3. As analogy: this is the poetic aspect of the book. Fernyhough is consistently seeking parallels. For example, he compares the adult brain to an office block that shuts down at night, whereas the child's brain is an office where 'the cleaners are wandering around all day long. The supervisor has gone missing. The technicians are reinstalling software and upgrading the phone system even as a poor drone is trying to work.' This analogy is extended. It amuses me, and I recognise the analogy as a picture that echoes certain brain functions - I don't mean that it is like them, but that it directly copies them. It is a kind of literal analogy.

There is a pleasure in reading that, but there is a greater pleasure in finding an analogy such as, 'At four weeks she was like a beached foetus, vainly practising her underwater moves while waiting for the tide to come back in' where the parallel is still in some ways literal but there is an element of lyricism in it. The swimming movements of the foetus and the tide carry powerful transformatory associations.

And there are the hidden analogies too, those smuggled into sentences, such as '...the way she trawled her slow, unblinking gaze across the ceiling, while her arms rehearsed delicate flamenco moves' where the enriched language enters the reader as an extra delicious dimension.

This is poets' work. In fact it rather reminds me of Peter Redgrove's poetry in some places, and I wonder whether he has read Redgrove's poem 'The Visible Baby'. I'm on home ground here.

4. As pure science: and this is the nub, because here a whole range of neurological terms and processes appear under their formal names. This is the part that is like a lecture. It is, however, a lecture in a subject of which I am ignorant. I have a vague idea of the areas of the brain, and know roughly what a neurone is, but the rest is just words to me. I wonder if I ought to have a large diagram of the brain at my side, or whether I ought to have read a little primer in neuroscience first. The words drift by in their lab coats filing in through a big main entrance then getting themselves lost down corridors only they know, and into offices and labs I have never seen. Even to describe their effect on me I have to resort to the analogy method of part three, in other words to seek some familiar ground.
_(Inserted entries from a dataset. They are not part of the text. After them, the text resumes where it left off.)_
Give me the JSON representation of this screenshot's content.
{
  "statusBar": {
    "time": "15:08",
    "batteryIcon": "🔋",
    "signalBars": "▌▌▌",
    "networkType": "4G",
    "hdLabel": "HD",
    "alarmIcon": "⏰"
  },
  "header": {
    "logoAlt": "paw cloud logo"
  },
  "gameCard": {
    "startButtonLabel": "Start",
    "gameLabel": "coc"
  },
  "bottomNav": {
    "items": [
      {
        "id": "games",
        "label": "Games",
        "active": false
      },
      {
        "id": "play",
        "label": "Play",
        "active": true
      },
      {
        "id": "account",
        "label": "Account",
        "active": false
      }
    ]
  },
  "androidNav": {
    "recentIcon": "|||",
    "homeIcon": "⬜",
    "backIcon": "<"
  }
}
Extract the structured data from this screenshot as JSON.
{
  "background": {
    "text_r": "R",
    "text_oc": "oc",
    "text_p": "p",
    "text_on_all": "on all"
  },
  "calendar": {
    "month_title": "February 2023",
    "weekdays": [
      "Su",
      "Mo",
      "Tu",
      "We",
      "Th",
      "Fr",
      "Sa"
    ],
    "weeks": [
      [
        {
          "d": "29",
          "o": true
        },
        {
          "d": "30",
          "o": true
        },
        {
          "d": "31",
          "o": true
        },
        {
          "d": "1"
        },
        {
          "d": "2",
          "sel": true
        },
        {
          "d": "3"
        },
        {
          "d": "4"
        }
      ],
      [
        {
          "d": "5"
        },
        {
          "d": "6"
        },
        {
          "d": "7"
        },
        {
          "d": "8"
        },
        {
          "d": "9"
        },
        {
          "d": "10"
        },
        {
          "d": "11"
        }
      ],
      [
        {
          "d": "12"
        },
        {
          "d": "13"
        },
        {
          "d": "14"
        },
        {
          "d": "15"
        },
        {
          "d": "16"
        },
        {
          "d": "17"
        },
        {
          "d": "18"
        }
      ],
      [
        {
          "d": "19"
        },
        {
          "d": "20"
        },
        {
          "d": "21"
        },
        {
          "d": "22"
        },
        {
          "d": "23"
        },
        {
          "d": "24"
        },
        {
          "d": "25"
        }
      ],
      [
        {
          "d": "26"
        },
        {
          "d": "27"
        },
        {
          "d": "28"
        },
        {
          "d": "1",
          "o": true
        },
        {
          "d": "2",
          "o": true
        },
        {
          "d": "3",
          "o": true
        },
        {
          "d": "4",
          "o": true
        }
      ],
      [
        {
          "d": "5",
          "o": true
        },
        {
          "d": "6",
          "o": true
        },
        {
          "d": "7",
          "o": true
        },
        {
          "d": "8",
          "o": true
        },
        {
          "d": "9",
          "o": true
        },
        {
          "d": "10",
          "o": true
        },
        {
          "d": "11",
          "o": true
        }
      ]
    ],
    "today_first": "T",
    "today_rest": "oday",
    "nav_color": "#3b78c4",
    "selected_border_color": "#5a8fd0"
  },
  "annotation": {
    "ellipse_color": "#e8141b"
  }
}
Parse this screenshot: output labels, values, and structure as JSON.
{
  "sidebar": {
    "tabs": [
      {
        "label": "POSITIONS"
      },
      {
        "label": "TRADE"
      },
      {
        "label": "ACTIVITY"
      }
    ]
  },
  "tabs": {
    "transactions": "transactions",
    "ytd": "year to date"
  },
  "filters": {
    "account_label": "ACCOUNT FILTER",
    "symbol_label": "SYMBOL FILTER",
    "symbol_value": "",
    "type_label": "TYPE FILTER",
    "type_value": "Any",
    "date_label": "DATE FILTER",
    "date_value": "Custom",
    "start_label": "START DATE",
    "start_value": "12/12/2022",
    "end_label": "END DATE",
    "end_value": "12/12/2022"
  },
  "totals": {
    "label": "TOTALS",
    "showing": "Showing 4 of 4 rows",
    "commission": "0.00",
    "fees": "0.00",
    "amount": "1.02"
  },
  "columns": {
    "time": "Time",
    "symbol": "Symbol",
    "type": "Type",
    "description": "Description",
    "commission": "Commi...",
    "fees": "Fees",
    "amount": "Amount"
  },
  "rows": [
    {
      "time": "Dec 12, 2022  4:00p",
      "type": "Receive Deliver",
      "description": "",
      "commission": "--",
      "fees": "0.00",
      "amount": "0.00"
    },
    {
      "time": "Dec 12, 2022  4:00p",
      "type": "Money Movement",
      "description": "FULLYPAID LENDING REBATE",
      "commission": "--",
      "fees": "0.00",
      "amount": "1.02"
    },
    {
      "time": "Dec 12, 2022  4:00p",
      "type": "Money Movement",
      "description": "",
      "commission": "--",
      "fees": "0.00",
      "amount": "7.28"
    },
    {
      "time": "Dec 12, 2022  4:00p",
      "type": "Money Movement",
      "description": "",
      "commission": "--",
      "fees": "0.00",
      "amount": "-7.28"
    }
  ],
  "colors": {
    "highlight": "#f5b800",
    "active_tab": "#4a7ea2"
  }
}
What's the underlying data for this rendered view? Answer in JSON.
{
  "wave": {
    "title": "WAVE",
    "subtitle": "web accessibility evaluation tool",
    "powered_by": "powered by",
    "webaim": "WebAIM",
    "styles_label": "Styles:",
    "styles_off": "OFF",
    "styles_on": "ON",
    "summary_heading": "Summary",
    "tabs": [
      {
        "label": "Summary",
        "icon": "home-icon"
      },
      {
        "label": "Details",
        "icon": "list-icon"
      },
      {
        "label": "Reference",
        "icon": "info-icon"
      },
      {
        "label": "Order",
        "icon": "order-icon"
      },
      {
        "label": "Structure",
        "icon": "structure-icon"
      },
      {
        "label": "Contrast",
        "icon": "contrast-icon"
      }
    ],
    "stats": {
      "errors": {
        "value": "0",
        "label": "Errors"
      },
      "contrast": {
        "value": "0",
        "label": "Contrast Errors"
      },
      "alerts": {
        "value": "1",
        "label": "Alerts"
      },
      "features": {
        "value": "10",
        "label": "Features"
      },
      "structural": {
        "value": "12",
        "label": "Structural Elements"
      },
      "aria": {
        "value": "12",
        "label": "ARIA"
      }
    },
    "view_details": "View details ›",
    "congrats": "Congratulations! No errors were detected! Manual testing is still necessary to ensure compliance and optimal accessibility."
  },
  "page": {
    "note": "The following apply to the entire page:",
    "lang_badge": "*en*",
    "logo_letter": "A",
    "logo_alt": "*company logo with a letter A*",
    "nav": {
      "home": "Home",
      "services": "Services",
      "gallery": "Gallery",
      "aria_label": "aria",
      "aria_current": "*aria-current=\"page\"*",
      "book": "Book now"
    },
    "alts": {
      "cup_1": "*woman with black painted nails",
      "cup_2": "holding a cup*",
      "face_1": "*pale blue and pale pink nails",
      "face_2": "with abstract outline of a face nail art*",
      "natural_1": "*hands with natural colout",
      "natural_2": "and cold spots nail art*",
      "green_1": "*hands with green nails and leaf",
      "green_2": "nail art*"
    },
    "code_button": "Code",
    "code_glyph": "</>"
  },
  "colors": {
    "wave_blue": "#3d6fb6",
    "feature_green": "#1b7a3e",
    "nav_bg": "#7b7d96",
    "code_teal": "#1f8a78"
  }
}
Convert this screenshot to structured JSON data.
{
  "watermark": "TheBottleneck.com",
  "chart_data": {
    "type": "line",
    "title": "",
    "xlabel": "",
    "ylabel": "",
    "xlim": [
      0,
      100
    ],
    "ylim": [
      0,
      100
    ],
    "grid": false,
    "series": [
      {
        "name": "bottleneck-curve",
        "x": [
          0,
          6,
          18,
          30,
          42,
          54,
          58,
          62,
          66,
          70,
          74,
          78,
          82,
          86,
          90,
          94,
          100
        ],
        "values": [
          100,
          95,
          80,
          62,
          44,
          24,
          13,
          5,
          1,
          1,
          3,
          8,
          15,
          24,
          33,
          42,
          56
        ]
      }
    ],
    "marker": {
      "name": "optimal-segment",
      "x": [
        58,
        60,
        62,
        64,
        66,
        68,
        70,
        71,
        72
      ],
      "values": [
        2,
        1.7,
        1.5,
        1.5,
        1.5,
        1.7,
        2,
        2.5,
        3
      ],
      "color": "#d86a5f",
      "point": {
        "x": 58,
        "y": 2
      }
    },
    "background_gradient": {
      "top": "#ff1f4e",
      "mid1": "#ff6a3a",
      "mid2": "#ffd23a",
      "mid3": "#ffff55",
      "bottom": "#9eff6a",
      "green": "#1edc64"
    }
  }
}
But then I wonder what I am doing, or, rather, what is the reading process I seem to be undergoing? Essentially I am seeking information of the first kind, and am pleased to make the acquaintance of the author via the second kind, where he is successfully doing his best to persuade me that this is a human transaction after all, and we could talk about it over a coffee in a friendly way and maybe watch a game of football or talk about the poems of, say, Don Paterson, which he clearly has read. He could in fact shift onto my ground. He is not a remote boffin.

What then of the words I don't know? The boffin words. Here is where I think I am very like baby Athena. These words are objects belonging to a whole category or system and I am as likely to forget such objects as is baby Athena to forget those she has seen when her attention is turned away from them. They no longer exist. Words without recognisable objects are hard enough, but when they form parts of clearly logical systems, learning just a word or two seems hopeless. Nevertheless, I read on, and when I come across the unknown words I hope to be accumulating some crude but usable elements of the system - much as baby Athena does -without taking on too much extra work. And I remember how that was precisely my difficulty with physics at A level. Unless I understood it all - system, first cause, the lot - it was just a bunch of what semioticians call floating signifiers that didn't so much float as drown.

So I find that my chief pleasure in the book comes from parts 1 and 3 above, and number 3 particularly because I don't feel the analogies are there merely as folksy sugar to make the medicine go down as, say, part 2 might be - not that it is, though it is the primarily success of part 3 that persuades me it isn't mere sugar. I am drawn to the third kind of reading because I am convinced that Fernyhough's analogies are genuine discoveries by a human being who is, at heart, as deeply puzzled as I am, as is only right to be.

It is not so much at the assurance level, but at the metaphorical level, those chance meetings down the tunnels of dark and light in our imaginations, that we become human beings to each other.